In the Red Book, the Government state that they expect the provision to cost nothing in 2003-04, £10 million in 2004-05 and £20 million thereafter, so they do not think that there will be a particularly material effect. Our discussions with the industry lead us to suggest that if we are serious about trying to be effective, targeted grants would be more helpful. We have added 14 pages of complex fiscal legislation to something that, when we consider the expected cost, looks too much to us like tokenism rather than a serious attempt to help. In our judgment, the route taken is not necessarily the most effective.
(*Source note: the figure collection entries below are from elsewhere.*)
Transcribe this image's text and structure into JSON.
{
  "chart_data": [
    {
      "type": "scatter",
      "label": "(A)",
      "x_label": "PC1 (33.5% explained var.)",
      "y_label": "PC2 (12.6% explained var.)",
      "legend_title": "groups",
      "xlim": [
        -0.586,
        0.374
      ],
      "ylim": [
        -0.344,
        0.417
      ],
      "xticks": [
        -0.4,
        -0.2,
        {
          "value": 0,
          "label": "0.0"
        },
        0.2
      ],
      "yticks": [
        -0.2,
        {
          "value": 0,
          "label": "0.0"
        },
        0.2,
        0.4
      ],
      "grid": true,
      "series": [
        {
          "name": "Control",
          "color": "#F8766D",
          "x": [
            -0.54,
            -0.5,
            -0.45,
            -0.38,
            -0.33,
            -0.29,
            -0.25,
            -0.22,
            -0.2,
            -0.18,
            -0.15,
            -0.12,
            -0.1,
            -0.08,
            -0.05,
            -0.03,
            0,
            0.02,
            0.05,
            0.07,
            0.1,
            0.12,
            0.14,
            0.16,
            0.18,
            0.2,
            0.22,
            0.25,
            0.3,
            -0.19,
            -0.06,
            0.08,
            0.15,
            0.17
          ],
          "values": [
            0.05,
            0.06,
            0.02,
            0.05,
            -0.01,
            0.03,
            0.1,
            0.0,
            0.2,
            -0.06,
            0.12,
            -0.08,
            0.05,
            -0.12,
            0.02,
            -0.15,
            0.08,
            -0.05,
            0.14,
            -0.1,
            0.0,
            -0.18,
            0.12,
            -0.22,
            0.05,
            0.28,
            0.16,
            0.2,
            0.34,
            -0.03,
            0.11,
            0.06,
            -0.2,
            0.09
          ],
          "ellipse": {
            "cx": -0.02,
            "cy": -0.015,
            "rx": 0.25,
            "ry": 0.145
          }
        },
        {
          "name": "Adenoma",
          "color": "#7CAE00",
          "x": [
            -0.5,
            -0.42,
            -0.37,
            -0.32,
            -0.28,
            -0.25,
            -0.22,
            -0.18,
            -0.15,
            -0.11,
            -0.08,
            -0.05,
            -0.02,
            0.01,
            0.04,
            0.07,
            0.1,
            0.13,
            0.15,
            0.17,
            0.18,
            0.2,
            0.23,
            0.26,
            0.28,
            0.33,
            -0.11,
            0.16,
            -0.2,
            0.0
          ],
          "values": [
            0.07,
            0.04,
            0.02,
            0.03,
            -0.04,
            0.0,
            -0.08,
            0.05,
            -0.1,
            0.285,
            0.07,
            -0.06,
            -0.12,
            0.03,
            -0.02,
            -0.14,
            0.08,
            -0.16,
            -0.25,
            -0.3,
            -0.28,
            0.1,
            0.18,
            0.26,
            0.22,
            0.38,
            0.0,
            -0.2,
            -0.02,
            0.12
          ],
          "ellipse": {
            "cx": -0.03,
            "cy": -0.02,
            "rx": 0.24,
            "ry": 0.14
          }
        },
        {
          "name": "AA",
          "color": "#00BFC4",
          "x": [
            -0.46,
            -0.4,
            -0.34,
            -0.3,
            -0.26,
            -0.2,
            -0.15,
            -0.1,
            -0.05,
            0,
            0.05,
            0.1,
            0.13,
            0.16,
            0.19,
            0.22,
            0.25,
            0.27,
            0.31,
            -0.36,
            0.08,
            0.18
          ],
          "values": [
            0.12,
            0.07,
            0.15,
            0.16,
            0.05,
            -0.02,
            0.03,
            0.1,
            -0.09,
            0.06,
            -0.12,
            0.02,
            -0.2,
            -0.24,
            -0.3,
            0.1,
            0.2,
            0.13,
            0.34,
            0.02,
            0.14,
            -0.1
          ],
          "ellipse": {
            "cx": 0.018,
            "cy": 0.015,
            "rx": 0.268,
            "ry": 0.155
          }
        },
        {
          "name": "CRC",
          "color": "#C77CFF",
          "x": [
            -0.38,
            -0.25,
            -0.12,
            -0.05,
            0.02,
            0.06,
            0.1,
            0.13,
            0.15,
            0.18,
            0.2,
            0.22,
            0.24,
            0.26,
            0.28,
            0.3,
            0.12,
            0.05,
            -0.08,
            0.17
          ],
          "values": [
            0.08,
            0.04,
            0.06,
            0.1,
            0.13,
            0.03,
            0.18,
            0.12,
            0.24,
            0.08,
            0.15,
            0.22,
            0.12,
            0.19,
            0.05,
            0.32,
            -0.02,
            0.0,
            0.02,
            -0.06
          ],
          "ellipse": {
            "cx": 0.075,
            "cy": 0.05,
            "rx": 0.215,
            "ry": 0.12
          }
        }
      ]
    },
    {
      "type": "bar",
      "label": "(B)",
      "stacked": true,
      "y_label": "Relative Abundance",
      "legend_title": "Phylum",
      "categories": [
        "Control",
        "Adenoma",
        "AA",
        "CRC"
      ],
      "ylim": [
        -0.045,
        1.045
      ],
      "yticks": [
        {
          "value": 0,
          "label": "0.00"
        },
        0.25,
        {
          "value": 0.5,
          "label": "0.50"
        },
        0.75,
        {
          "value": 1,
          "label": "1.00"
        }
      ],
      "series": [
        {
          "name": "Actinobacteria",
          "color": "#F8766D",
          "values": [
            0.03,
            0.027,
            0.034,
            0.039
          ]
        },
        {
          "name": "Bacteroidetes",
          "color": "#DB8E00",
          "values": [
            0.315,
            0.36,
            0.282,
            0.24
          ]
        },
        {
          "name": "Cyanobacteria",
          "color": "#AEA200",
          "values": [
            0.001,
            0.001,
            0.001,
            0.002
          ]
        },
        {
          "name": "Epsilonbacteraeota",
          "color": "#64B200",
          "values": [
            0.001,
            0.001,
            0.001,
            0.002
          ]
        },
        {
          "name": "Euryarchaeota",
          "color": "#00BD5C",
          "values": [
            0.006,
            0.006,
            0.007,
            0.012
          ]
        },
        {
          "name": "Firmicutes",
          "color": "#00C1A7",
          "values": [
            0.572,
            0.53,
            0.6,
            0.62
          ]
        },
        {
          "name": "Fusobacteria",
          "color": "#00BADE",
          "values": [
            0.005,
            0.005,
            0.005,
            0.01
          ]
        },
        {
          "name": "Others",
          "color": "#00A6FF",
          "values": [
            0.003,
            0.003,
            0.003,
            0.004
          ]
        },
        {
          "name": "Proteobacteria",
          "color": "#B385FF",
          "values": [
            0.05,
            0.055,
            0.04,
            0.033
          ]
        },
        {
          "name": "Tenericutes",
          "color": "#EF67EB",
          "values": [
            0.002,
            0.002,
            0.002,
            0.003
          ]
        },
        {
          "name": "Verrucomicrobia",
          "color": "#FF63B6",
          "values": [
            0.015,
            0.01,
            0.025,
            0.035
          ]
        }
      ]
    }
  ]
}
The right hon. Member for Fylde (Mr. Jack) has characteristically made a serious and significant point, but it is not the point that the hon. Member for Arundel and South Downs raised. The
right hon. Gentleman is not complaining about the inflexibility of the measure, but rightly probes what it might offer to meet the wider health challenges that he outlines. The WHO has been intimately involved in the development of the proposal. Representatives of that body sit with those of the industry and of the developing world on a committee chaired by my right hon. Friend the Secretary of State for International Development, and it fully supports the measure.
The points made by the right hon. Gentleman were right. The WHO recognises 21 groups of infectious diseases, of which the three biggest killers in the developing world are TB, malaria and HIV/AIDS. That is why we have focused on them--they account for about 6 million deaths a year.
The hon. Gentleman made a point about grants. The focused relief has to be seen as part of a wider package of measures to alleviate the burden of disease in the developing world. As part of those measures, we have pledged $200 million to the global fund established to provide developing countries with the resources to purchase drugs and medicines for AIDS, TB and malaria, among other problems.
Extension of the relief to other diseases at the moment might dilute the incentive for companies to concentrate additional resources on research and development into the key diseases. We could not extend it to research into all the infectious diseases that afflict poorer people in the developing countries without substantially reducing the 50 per cent. rate at which the relief is given.
The right hon. Gentleman was right to point out the scope within the legislation to extend the powers by regulation. That is because the HIV virus mutates rapidly in response to changing conditions, as right hon. and hon. Members on both sides of the Committee will know. Therefore, we have included a provision to allow us to add further strains to the list of those eligible for research relief as new forms of the virus develop and are identified by medical science.
The wider question of whether there might be scope for such relief in relation to animal diseases that pose a threat to public health globally or to the economy in the developing world is interesting. Using relief in that way will doubtless be monitored carefully to see what scope it has for use in other areas of public and development policy—subject always to there being a market failure, because that is what it is designed to address. The right hon. Gentleman makes an interesting point, and it is worthy of consideration.
I have spent quite some time with the industry both in Committee and bilaterally discussing the question of grants, but I have not heard the call being made for extensive grants in the terms described by the right hon. Gentleman, not least because the industry recognises the substantial contribution that we are making to the global fund. The industry also recognises that grants and development aid have to be directed to creating the infrastructure through which those goods might be marketed and distributed in the developing world. Without that, all of this would be a waste of space.
I hope that the Committee will feel able to give the clause, and its schedules, a fair wind.
Question put and agreed to.
Clause 53 ordered to stand part of the Bill.